Hal lain memicu digelarnya razia di perbatasan adalah semakin banyaknya kasus kriminalitas dari daerah lain yang kemudian dibawa lari ke Jawa Timur. Seperti kasus pembunuhan, Bajing Loncat dan sebagainya.
"Sudah ada beberapa kasus terjadi. Seperti aksi pembajakan truk di daerah Jawa Tengah kemudian korbannya dibuang di Jawa Timur, kasus pembunuhan dan beberapa perkara lain," ungkap Suhartono.
"Untuk itulah, kita menggelar razia ini supaya tidak terjadi lagi kasus serupa. Apalagi di bulan Ramadan dan mendekati Lebaran seperti sekarang ini," sambungnya.
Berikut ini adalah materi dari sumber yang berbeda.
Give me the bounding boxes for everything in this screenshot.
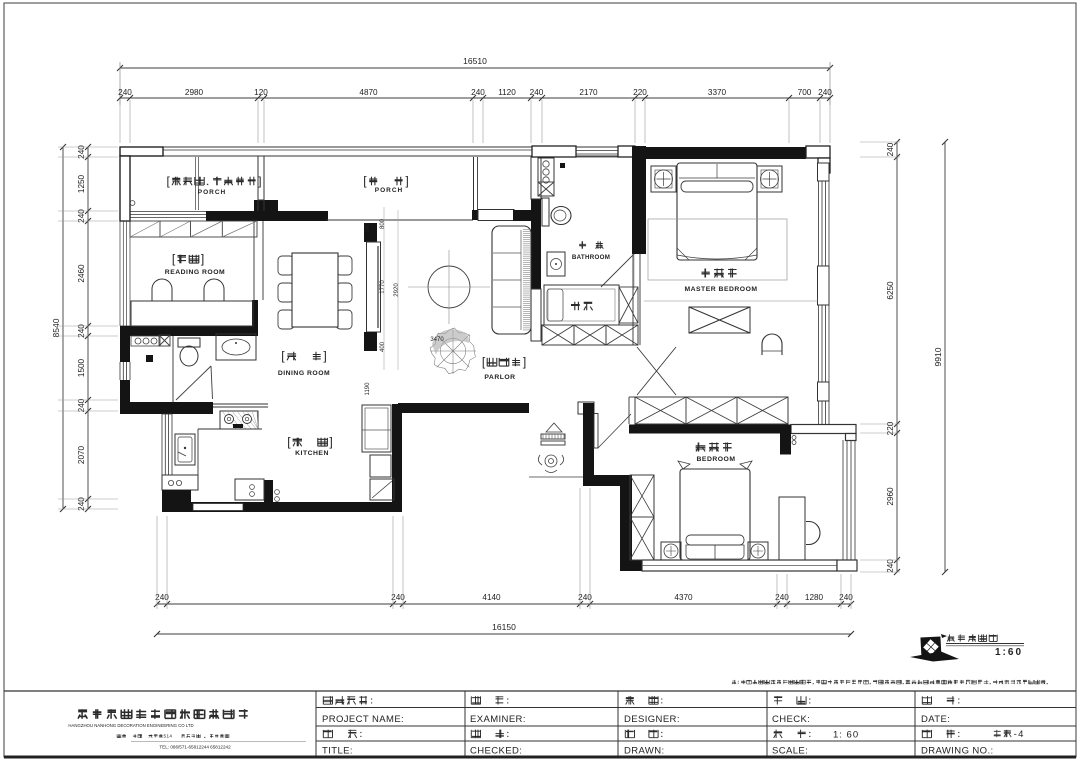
svg-text:]: ] [523, 355, 526, 369]
svg-text:-: - [1014, 729, 1017, 740]
svg-text:2460: 2460 [77, 264, 86, 283]
svg-text:TITLE:: TITLE: [322, 746, 353, 757]
svg-text:EXAMINER:: EXAMINER: [470, 714, 526, 725]
svg-text:PORCH: PORCH [198, 189, 226, 196]
svg-text:DRAWN:: DRAWN: [624, 746, 665, 757]
svg-text:1500: 1500 [77, 358, 86, 377]
svg-text:1:60: 1:60 [995, 647, 1023, 658]
svg-text:400: 400 [380, 341, 386, 352]
svg-text:3470: 3470 [430, 337, 444, 343]
svg-text:240: 240 [818, 88, 832, 97]
svg-text:240: 240 [77, 398, 86, 412]
svg-text:2170: 2170 [579, 88, 598, 97]
svg-text:CHECKED:: CHECKED: [470, 746, 522, 757]
svg-text:2960: 2960 [886, 487, 895, 506]
svg-text:4370: 4370 [674, 593, 693, 602]
svg-text:MASTER BEDROOM: MASTER BEDROOM [684, 286, 757, 293]
svg-text:1770: 1770 [380, 280, 386, 294]
svg-text:]: ] [405, 174, 408, 188]
svg-text:240: 240 [471, 88, 485, 97]
svg-text:8540: 8540 [51, 318, 61, 337]
svg-text:TEL: 086/571-65812244 65812: TEL: 086/571-65812244 65812242 [159, 745, 231, 750]
svg-text:DINING ROOM: DINING ROOM [278, 370, 330, 377]
svg-text:CHECK:: CHECK: [772, 714, 810, 725]
svg-text:6250: 6250 [886, 281, 895, 300]
svg-text:1250: 1250 [77, 174, 86, 193]
svg-text:2070: 2070 [77, 445, 86, 464]
svg-text:4870: 4870 [359, 88, 378, 97]
svg-text:4: 4 [1018, 729, 1023, 740]
svg-text:]: ] [323, 349, 326, 363]
svg-text:PARLOR: PARLOR [484, 374, 515, 381]
svg-text:240: 240 [886, 142, 895, 156]
svg-text:220: 220 [633, 88, 647, 97]
svg-text:DRAWING NO.:: DRAWING NO.: [921, 746, 994, 757]
svg-text:KITCHEN: KITCHEN [295, 450, 329, 457]
svg-text:DESIGNER:: DESIGNER: [624, 714, 680, 725]
svg-text:240: 240 [365, 222, 371, 233]
svg-text:4140: 4140 [482, 593, 501, 602]
svg-text:700: 700 [798, 88, 812, 97]
svg-text:1190: 1190 [365, 382, 371, 396]
svg-text:240: 240 [886, 559, 895, 573]
svg-text:240: 240 [118, 88, 132, 97]
svg-text:16150: 16150 [492, 622, 516, 632]
svg-text:2920: 2920 [394, 283, 400, 297]
svg-text:4: 4 [169, 734, 172, 739]
svg-text:2980: 2980 [185, 88, 204, 97]
svg-text:BEDROOM: BEDROOM [697, 456, 736, 463]
svg-text:]: ] [258, 174, 261, 188]
svg-text:1: 60: 1: 60 [833, 729, 859, 740]
svg-text:BATHROOM: BATHROOM [572, 254, 610, 261]
svg-text:1280: 1280 [805, 593, 824, 602]
svg-text:PORCH: PORCH [375, 187, 403, 194]
svg-text:]: ] [201, 252, 204, 266]
svg-text:DATE:: DATE: [921, 714, 950, 725]
svg-text:120: 120 [254, 88, 268, 97]
svg-text:READING ROOM: READING ROOM [165, 269, 225, 276]
svg-text:SCALE:: SCALE: [772, 746, 808, 757]
svg-text:HANGZHOU NANHONG DECORATION EN: HANGZHOU NANHONG DECORATION ENGINEERING … [68, 723, 193, 728]
svg-text:16510: 16510 [463, 56, 487, 66]
svg-text:240: 240 [530, 88, 544, 97]
svg-text:3370: 3370 [708, 88, 727, 97]
svg-text:]: ] [329, 435, 332, 449]
svg-text:9910: 9910 [933, 347, 943, 366]
svg-text:800: 800 [380, 218, 386, 229]
svg-text:PROJECT NAME:: PROJECT NAME: [322, 714, 404, 725]
svg-text:1120: 1120 [498, 88, 516, 97]
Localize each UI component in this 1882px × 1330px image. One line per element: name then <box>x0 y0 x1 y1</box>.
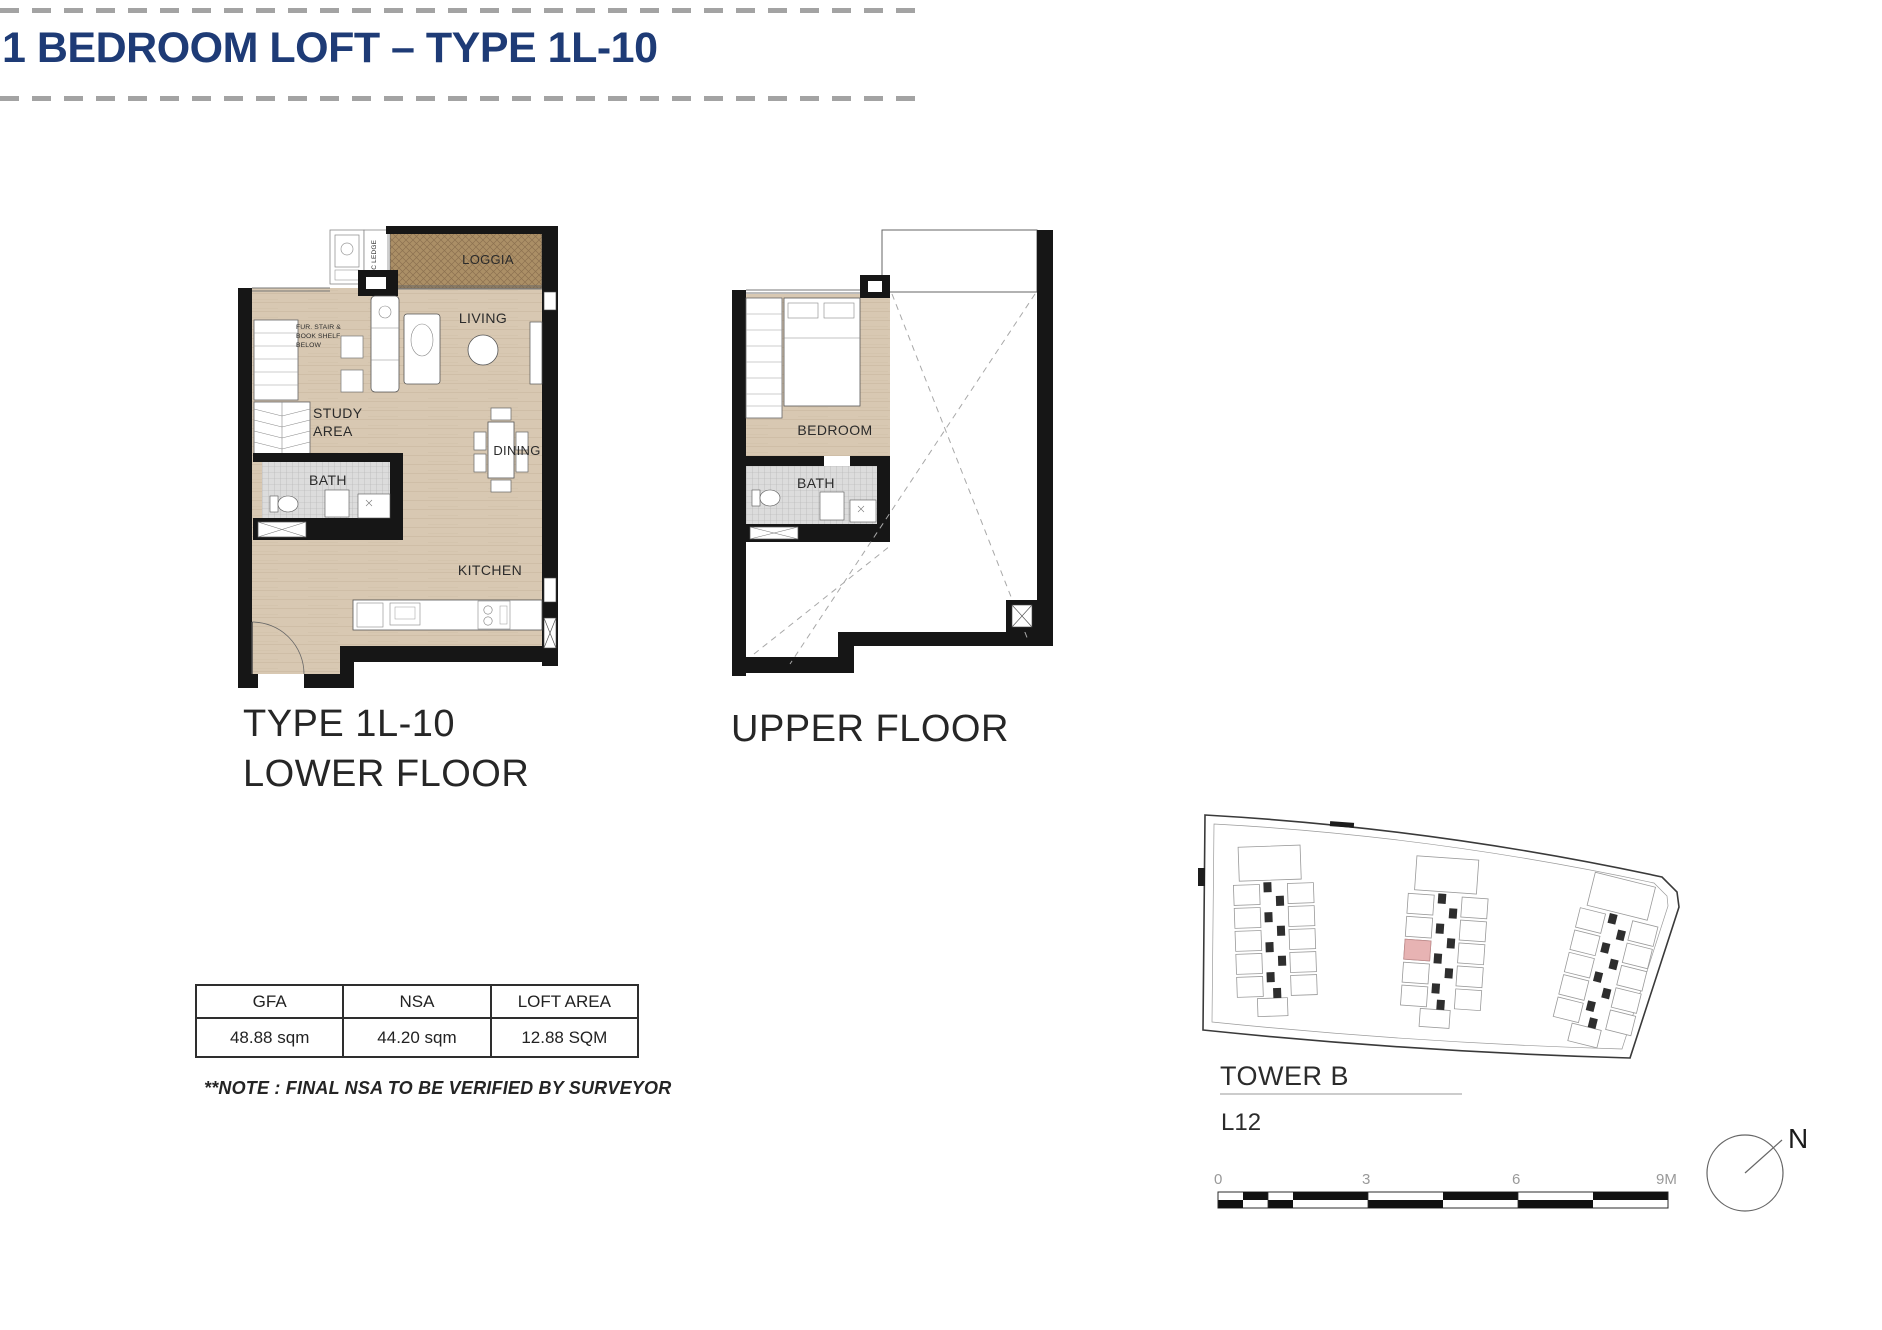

Dari semua kendaraan yang diperiksa dalam razia ini, polisi tidak menemukan satupun barang yang dianggap berbahaya, menucurigakan atau sebagainya. Seperti sejata api, senjata tajam dan sebagainya, tidak ada yang ditemukan dari ratusan mobil, bus, truka serta berbagai jenis kendaraan yang diperiksa.
"Pada razia ini hasilnya nihil. Namun, kita bakal terus menggelar razia serupa guna menekan angka kejahatan dan mempersempit gerak para pelaku kejahatan antar wilayah seperti yang pernah terjadi," ujar Suhartono.